MAC SLEPT LATE on Sunday morning. He deserved a little extra time after having worked on that corgi until nearly ten o’clock on Saturday night.
His first thoughts on waking were of Kit Lockhart. Mrs.? He hadn’t asked her last night, but he definitely wanted to know whether she had a husband.
Not that he was likely to see her again once Kevlar was fully recovered. His life was entirely too busy to complicate with women, and definitely not with women who unnerved him.
Even though it was a Sunday on which he was not officially on call, he dressed, grabbed a doughnut and an espresso from the drive-through and drove to the clinic to check on his patients.

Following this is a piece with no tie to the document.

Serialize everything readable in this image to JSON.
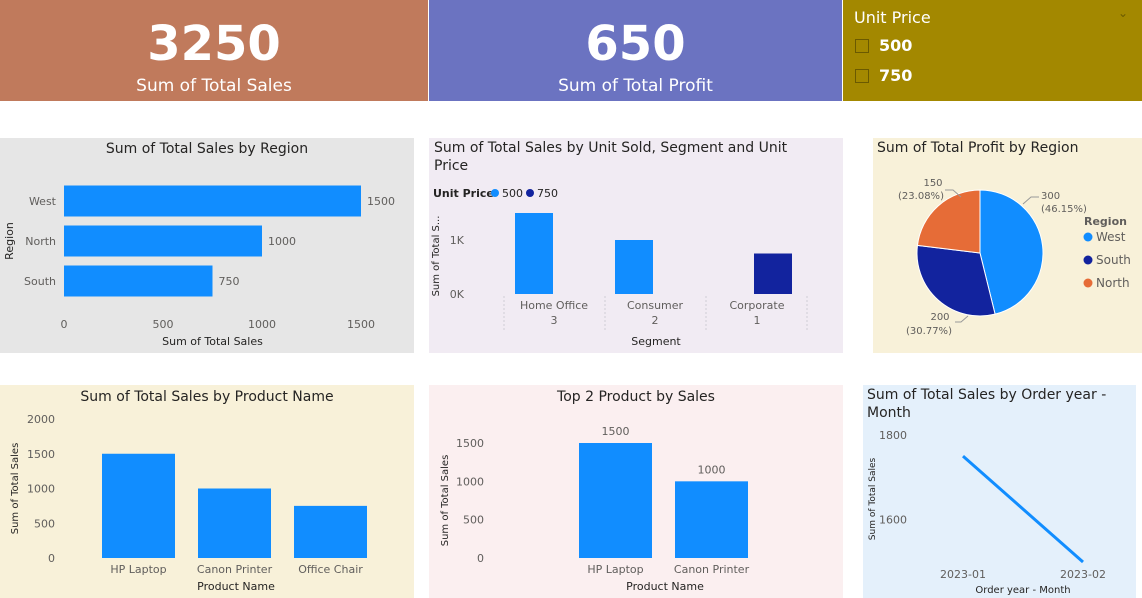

He went straight to the small-animal ICU. Bigelow Little, the kennel man and general clinic help, was on his knees in front of the corgi’s cage.
“Hey, Dr. Mac,” Big said. “He come in last night?” Big stood up.
At six foot four Mac was used to being the tallest person in the room, but when Big was around, Mac knew how Chihuahuas must feel around Irish wolf-hounds. Big was immense—nearly seven feet tall, and half as broad. Not an ounce of fat on him. He looked capable of breaking Mac in two, but was in fact the gentlest soul on earth.